ARC's 1st Law: As a "progressive" online discussion grows longer, the probability of a nefarious reference to Karl Rove approaches one

Monday, July 31, 2006

Palestine - Echoes of Ireland?

Have we seen a situation similar to that in Israel before in another place?

A pretty good argument can be made that what is going on in Israel has a strong comparison to what was going on in Ireland in the early 20th century. An indiginous population could be said to be trying to throw off an occupying power. In Ireland it was the Irish trying to rid themselves of the British, and in Israel the Arabs trying to rid themselves of what they perceive to be an occupying power, the Jews. There is not only a historical parallel, but a parallel in the methods used. There is also the obvious parallel in the religious element.

There was a singularly nasty individual by the name of Eamon de Valera in Ireland. He was a member of the "anti-treaty" faction. He was opposed to the Homerule Treaty that brought Ireland a large measure of independence while maintaining its ties to Great Britain. He was a separatist and a terrorist. It is assumed that he ordered the assination Michael Collins.

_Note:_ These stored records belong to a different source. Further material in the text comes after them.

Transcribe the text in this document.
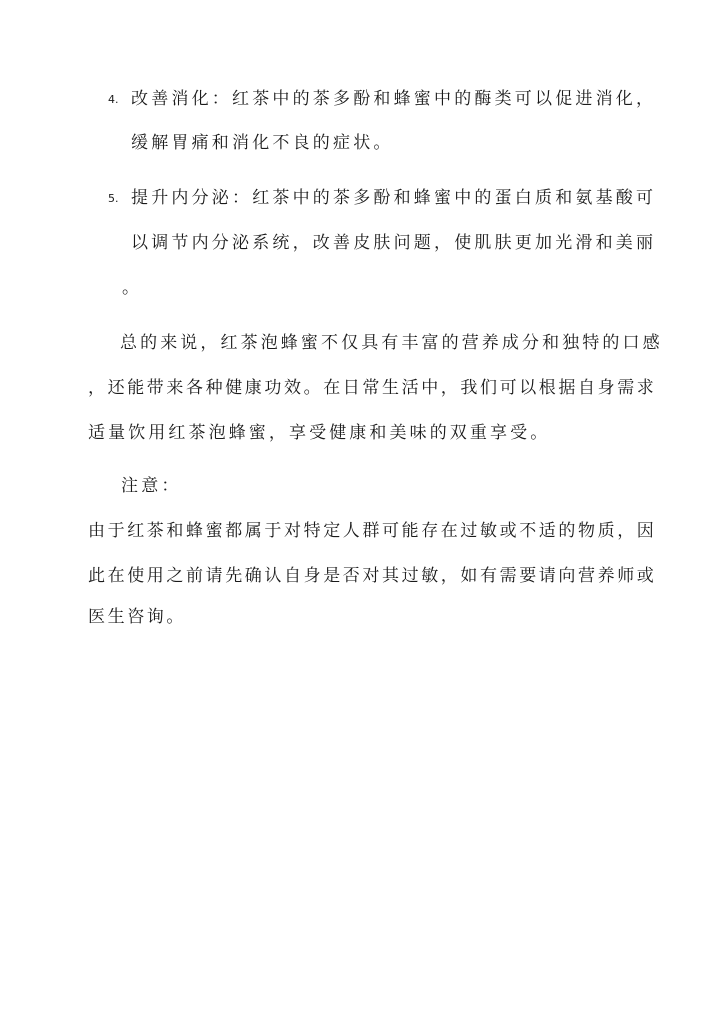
4. 改善消化：红茶中的茶多酚和蜂蜜中的酶类可以促进消化，
缓解胃痛和消化不良的症状。
5. 提升内分泌：红茶中的茶多酚和蜂蜜中的蛋白质和氨基酸可
以调节内分泌系统，改善皮肤问题，使肌肤更加光滑和美丽
。
总的来说，红茶泡蜂蜜不仅具有丰富的营养成分和独特的口感
，还能带来各种健康功效。在日常生活中，我们可以根据自身需求
适量饮用红茶泡蜂蜜，享受健康和美味的双重享受。
注意：
由于红茶和蜂蜜都属于对特定人群可能存在过敏或不适的物质，因
此在使用之前请先确认自身是否对其过敏，如有需要请向营养师或
医生咨询。
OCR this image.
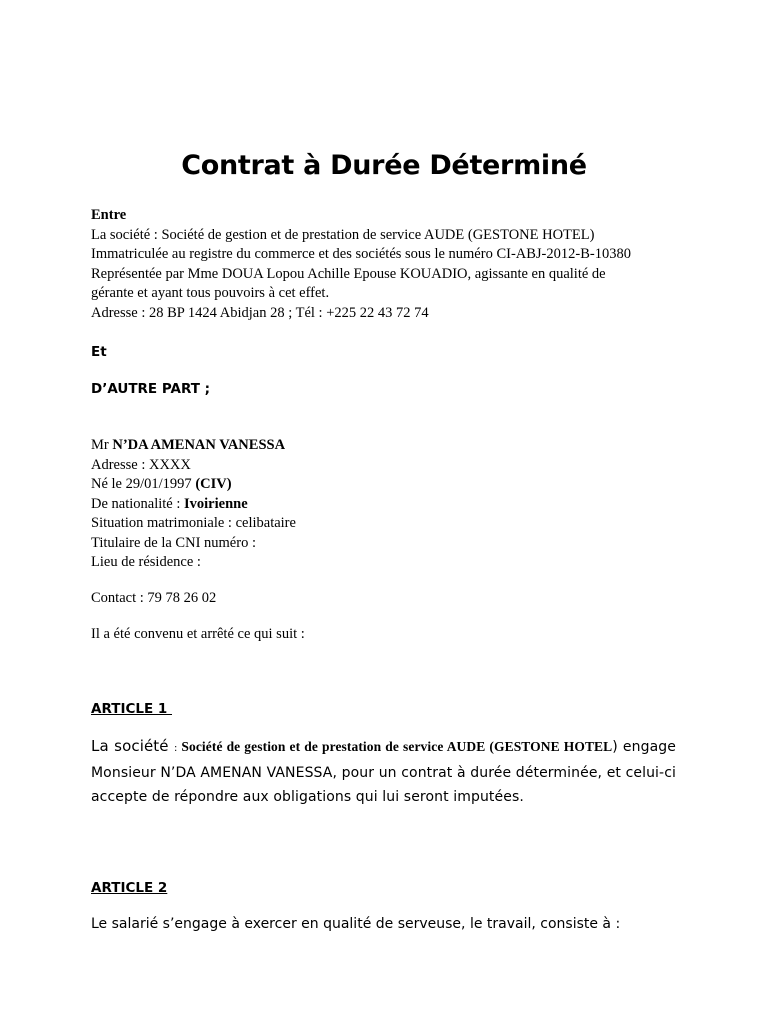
Contrat à Durée Déterminé
Entre
La société : Société de gestion et de prestation de service AUDE (GESTONE HOTEL)
Immatriculée au registre du commerce et des sociétés sous le numéro CI-ABJ-2012-B-10380
Représentée par Mme DOUA Lopou Achille Epouse KOUADIO, agissante en qualité de
gérante et ayant tous pouvoirs à cet effet.
Adresse : 28 BP 1424 Abidjan 28 ; Tél : +225 22 43 72 74
Et
D’AUTRE PART ;
Mr N’DA AMENAN VANESSA
Adresse : XXXX
Né le 29/01/1997 (CIV)
De nationalité : Ivoirienne
Situation matrimoniale : celibataire
Titulaire de la CNI numéro :
Lieu de résidence :
Contact : 79 78 26 02
Il a été convenu et arrêté ce qui suit :
ARTICLE 1
La société : Société de gestion et de prestation de service AUDE (GESTONE HOTEL) engage Monsieur N’DA AMENAN VANESSA, pour un contrat à durée déterminée, et celui-ci accepte de répondre aux obligations qui lui seront imputées.
ARTICLE 2
Le salarié s’engage à exercer en qualité de serveuse, le travail, consiste à :
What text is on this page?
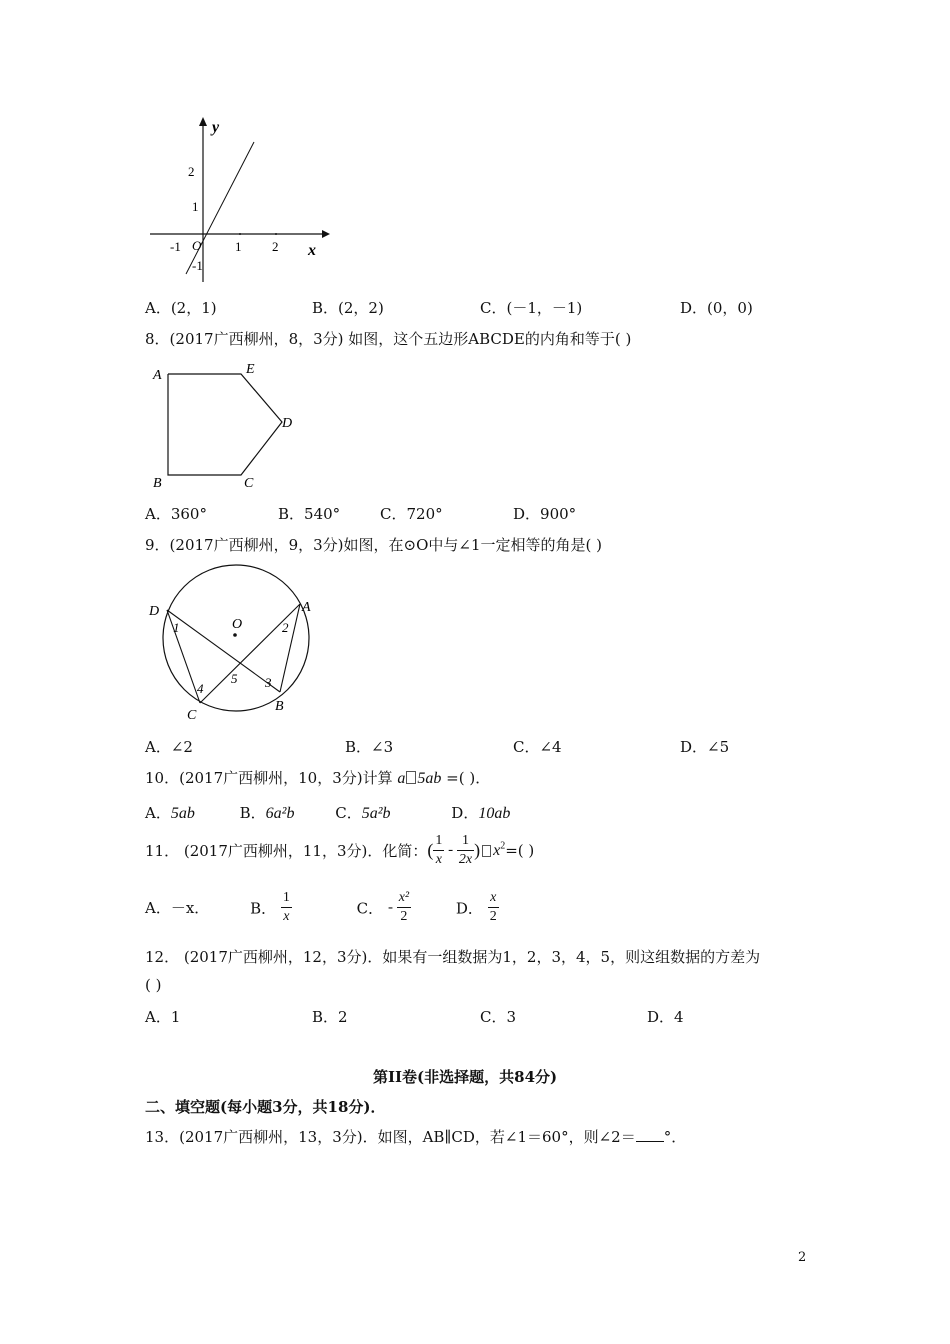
y
x
2
1
-1
-1	1 2
O
A．(2，1)	B．(2，2)	C．(－1，－1)	D．(0，0)
8．(2017广西柳州，8，3分) 如图，这个五边形ABCDE的内角和等于( )
A
B	C
D
E
A．360°	B．540°	C．720°	D．900°
9．(2017广西柳州，9，3分)如图，在⊙O中与∠1一定相等的角是( )
D	A
C
B
O
1	2
3
4
5
A．∠2	B．∠3	C．∠4	D．∠5
10．(2017广西柳州，10，3分)计算 a 5ab =( )．
A．5ab	B．6a²b	C．5a²b	D．10ab
11． (2017广西柳州，11，3分)．化简：( $\frac{1}{x} - \frac{1}{2x}$ ) $x^2=$( )
A．－x．	B． $\frac{1}{x}$	C． - $\frac{\text{x²}}{2}$	D． $\frac{x}{2}$
12． (2017广西柳州，12，3分)．如果有一组数据为1，2，3，4，5，则这组数据的方差为
( )
A．1	B．2	C．3	D．4
第II卷(非选择题，共84分)
二、填空题(每小题3分，共18分)．
13．(2017广西柳州，13，3分)．如图，AB∥CD，若∠1＝60°，则∠2＝ °．
2
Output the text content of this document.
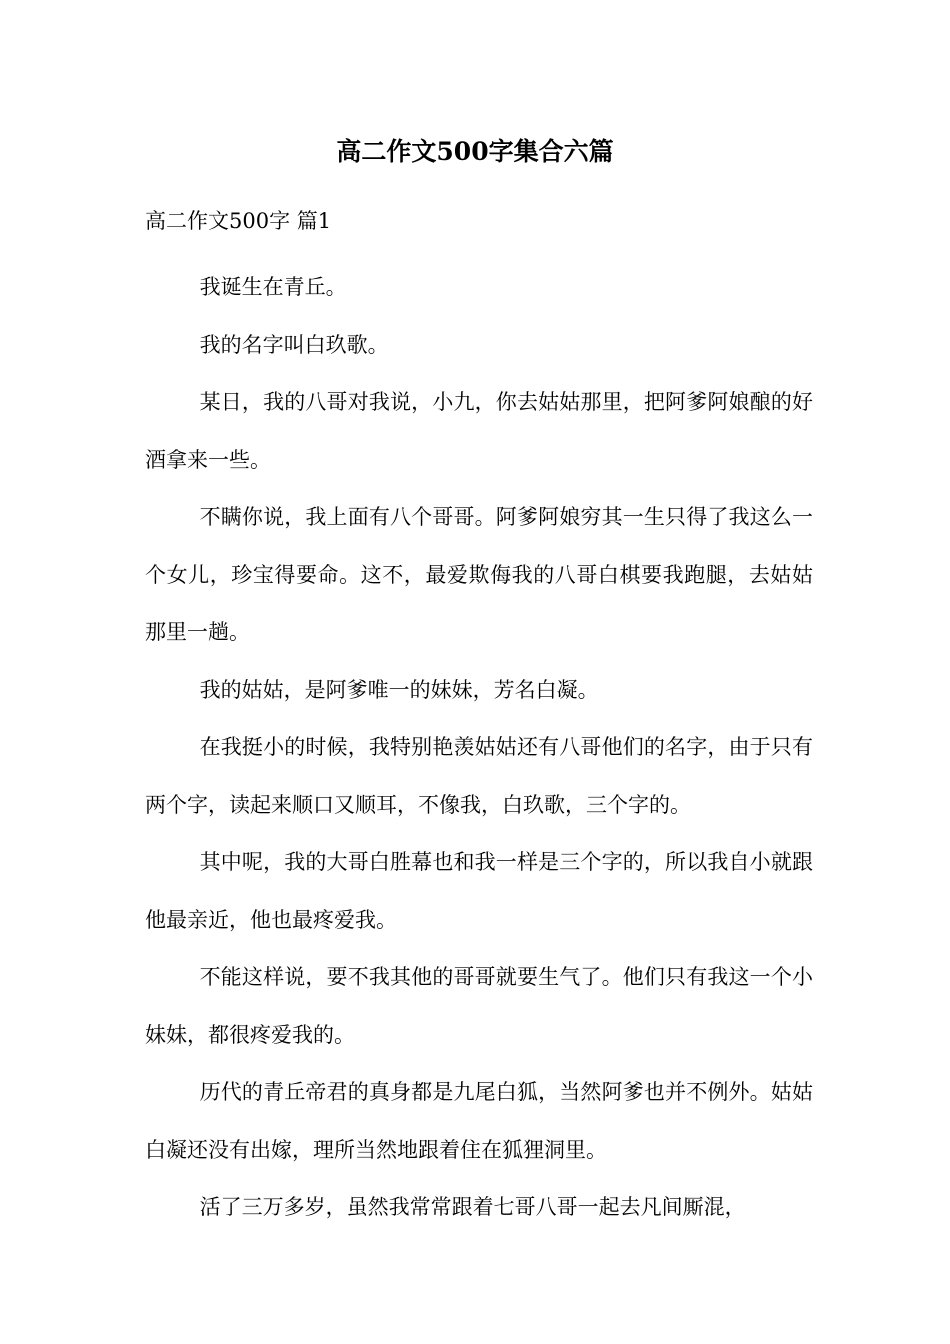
高二作文500字集合六篇
高二作文500字 篇1

我诞生在青丘。

我的名字叫白玖歌。

某日，我的八哥对我说，小九，你去姑姑那里，把阿爹阿娘酿的好酒拿来一些。

不瞒你说，我上面有八个哥哥。阿爹阿娘穷其一生只得了我这么一个女儿，珍宝得要命。这不，最爱欺侮我的八哥白棋要我跑腿，去姑姑那里一趟。

我的姑姑，是阿爹唯一的妹妹，芳名白凝。

在我挺小的时候，我特别艳羡姑姑还有八哥他们的名字，由于只有两个字，读起来顺口又顺耳，不像我，白玖歌，三个字的。

其中呢，我的大哥白胜幕也和我一样是三个字的，所以我自小就跟他最亲近，他也最疼爱我。

不能这样说，要不我其他的哥哥就要生气了。他们只有我这一个小妹妹，都很疼爱我的。

历代的青丘帝君的真身都是九尾白狐，当然阿爹也并不例外。姑姑白凝还没有出嫁，理所当然地跟着住在狐狸洞里。

活了三万多岁，虽然我常常跟着七哥八哥一起去凡间厮混，
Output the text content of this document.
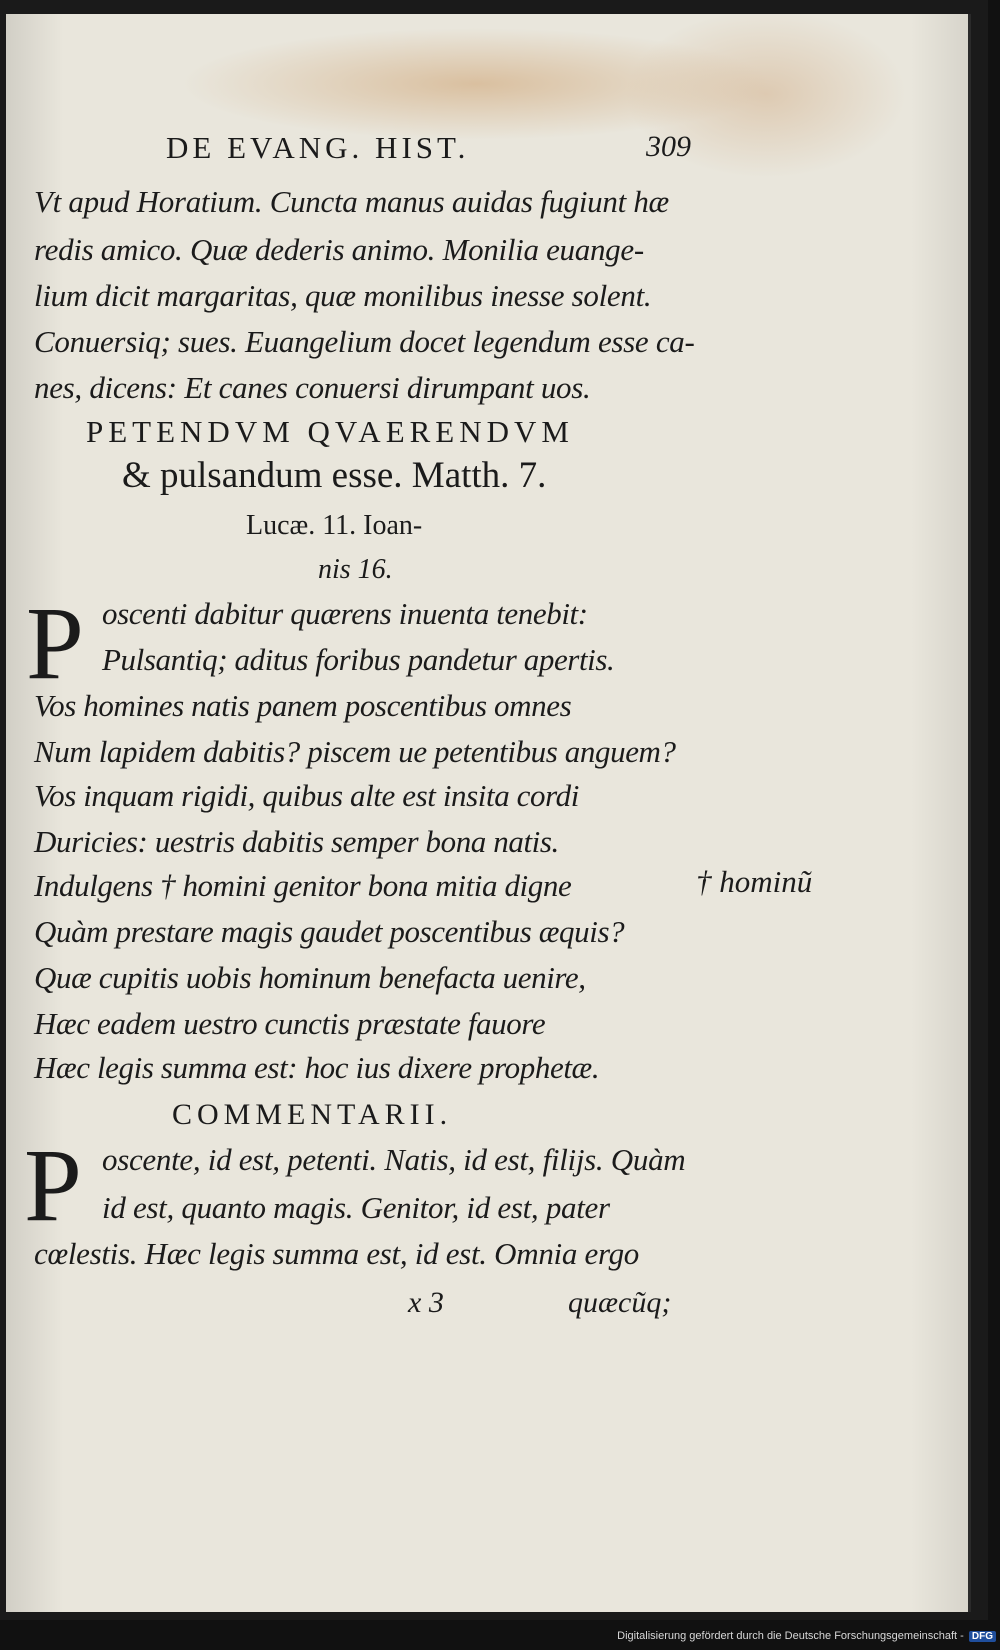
DE EVANG. HIST.	309
Vt apud Horatium. Cuncta manus auidas fugiunt hæ
redis amico. Quæ dederis animo. Monilia euange-
lium dicit margaritas, quæ monilibus inesse solent.
Conuersiq; sues. Euangelium docet legendum esse ca-
nes, dicens: Et canes conuersi dirumpant uos.
PETENDVM QVAERENDVM
& pulsandum esse. Matth. 7.
Lucæ. 11. Ioan-
nis 16.
P oscenti dabitur quærens inuenta tenebit:
Pulsantiq; aditus foribus pandetur apertis.
Vos homines natis panem poscentibus omnes
Num lapidem dabitis? piscem ue petentibus anguem?
Vos inquam rigidi, quibus alte est insita cordi
Duricies: uestris dabitis semper bona natis.
Indulgens † homini genitor bona mitia digne
Quàm prestare magis gaudet poscentibus æquis?
Quæ cupitis uobis hominum benefacta uenire,
Hæc eadem uestro cunctis præstate fauore
Hæc legis summa est: hoc ius dixere prophetæ.
† hominũ
COMMENTARII.
P oscente, id est, petenti. Natis, id est, filijs. Quàm
id est, quanto magis. Genitor, id est, pater
cœlestis. Hæc legis summa est, id est. Omnia ergo
x 3	quæcũq;
Digitalisierung gefördert durch die Deutsche Forschungsgemeinschaft - DFG
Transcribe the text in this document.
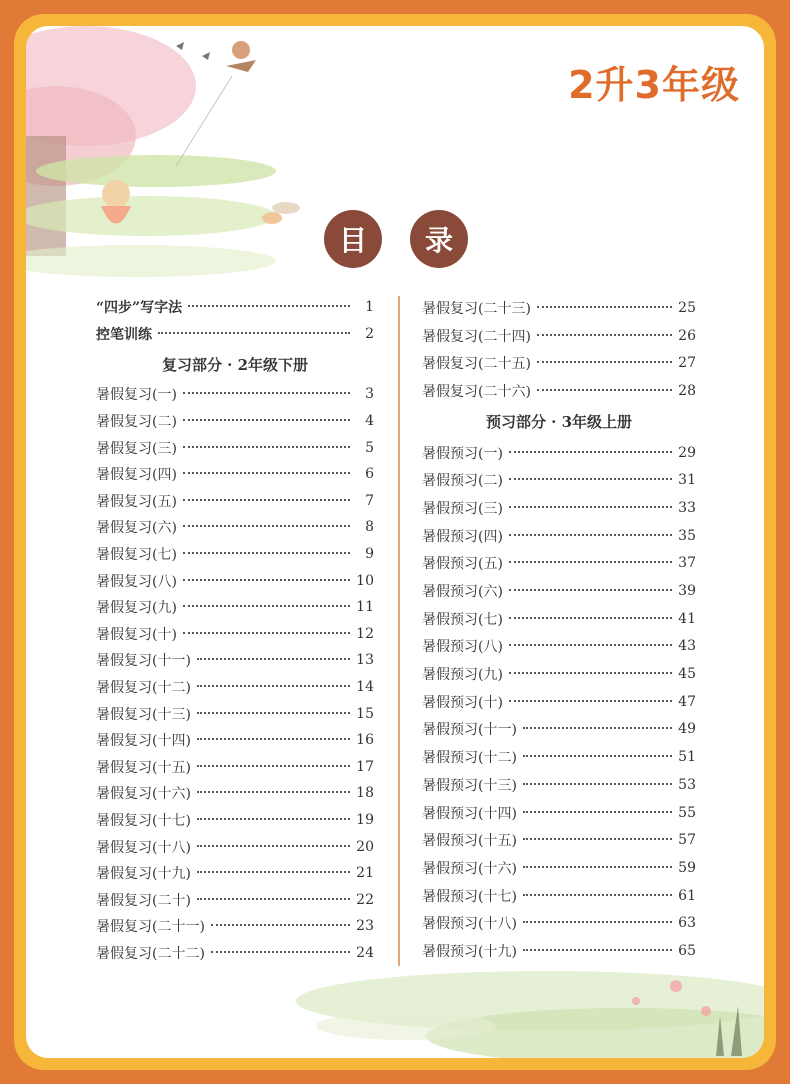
2升3年级
目	录
“四步”写字法	1
控笔训练	2
复习部分 · 2年级下册
暑假复习(一)	3
暑假复习(二)	4
暑假复习(三)	5
暑假复习(四)	6
暑假复习(五)	7
暑假复习(六)	8
暑假复习(七)	9
暑假复习(八)	10
暑假复习(九)	11
暑假复习(十)	12
暑假复习(十一)	13
暑假复习(十二)	14
暑假复习(十三)	15
暑假复习(十四)	16
暑假复习(十五)	17
暑假复习(十六)	18
暑假复习(十七)	19
暑假复习(十八)	20
暑假复习(十九)	21
暑假复习(二十)	22
暑假复习(二十一)	23
暑假复习(二十二)	24
暑假复习(二十三)	25
暑假复习(二十四)	26
暑假复习(二十五)	27
暑假复习(二十六)	28
预习部分 · 3年级上册
暑假预习(一)	29
暑假预习(二)	31
暑假预习(三)	33
暑假预习(四)	35
暑假预习(五)	37
暑假预习(六)	39
暑假预习(七)	41
暑假预习(八)	43
暑假预习(九)	45
暑假预习(十)	47
暑假预习(十一)	49
暑假预习(十二)	51
暑假预习(十三)	53
暑假预习(十四)	55
暑假预习(十五)	57
暑假预习(十六)	59
暑假预习(十七)	61
暑假预习(十八)	63
暑假预习(十九)	65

Collins, himself an Irish terrorist, had turned in his guns and negotiated the treaty bringing homerule to Ireland. That was not enough for de Valera and his people. Civil war among the Irish followed, with de Valera's forces prevailing, resulting in the founding of the Irish Republic. His party, Fianna Fail, with only limited interruptions, has ruled Ireland to this day. De Valera was the Yasser Arafat of his day. De Valera went on the become the long serving third president of Ireland and is a much revered person.

De Valera, interestingly, was a "Black Irish" expatriate Jew. He was born in New York. His ancestors were likely survivors of the Spanish Armada hence the Spanish last name. Not exactly your pure Irishman.

In Palestine the Jews during the 1947 war had some characters not unlike de Valera. The Irgun and The Stern Gang for instance. The assination of Bernadotte and the bombing of the King David hotel being notable examples.

So what is the point here?

These wars are ugly. We should draw some lessons from what has happened in the past, not be bound by them, but to learn from them. There is nothing totally new under the sun.

Are there moral equivalencies here, say between The Fianna Fail, The Stern Gang and and The Martyrs Brigade? An honest appraisal would have to admit that there are. We need to look past that and not react in a reflexive manner when the comparisons are made. The lessons to be learned are too important to reject them out of hand.

The Irish/Palestine comparison breaks down when what is presently going on in Lebanon is considered. That is not an indiginous secular struggle. It is a religious struggle fueled by an outside power, Iran. Have we seen that sort of thing before?

To where do we look for lessons in that type of conflict?

Your Co-Conspirator,
ARC: MontereyJohn

Comments (3)
dan l said...

Between this and your post: "Does palestine have a valid beef?", I think ARC has some of the best stuff on Israel.

Stupid Country said...

"De Valera, interestingly, was a 'Black Irish' expatriate Jew. He was born in New York. His ancestors were likely survivors of the Spanish Armada hence the Spanish last name. Not exactly your pure Irishman."

What, exactly, did you have in mind by this aside? A "pure Irishman" would have had a better claim to authority in Ireland? That terrorism is a semitic trait?

Not trying to nit-pick -- just very curious.

Monterey John said...

Good question SC. I debated whether to put that piece of trivia in the post. I think that he was similar to the many Americans who emigrated to Israel after WWII is what motivated me more than anything else, folks like Golda Meir and many others who were prominant in the establishment of modern Israel. But that is about as far as the comparison goes. Meir was a remarkable and good person. De Valera was a thug more akin to Arafat or perhaps Manachem Begin of the King David Hotel infamy who later became the great peace maker.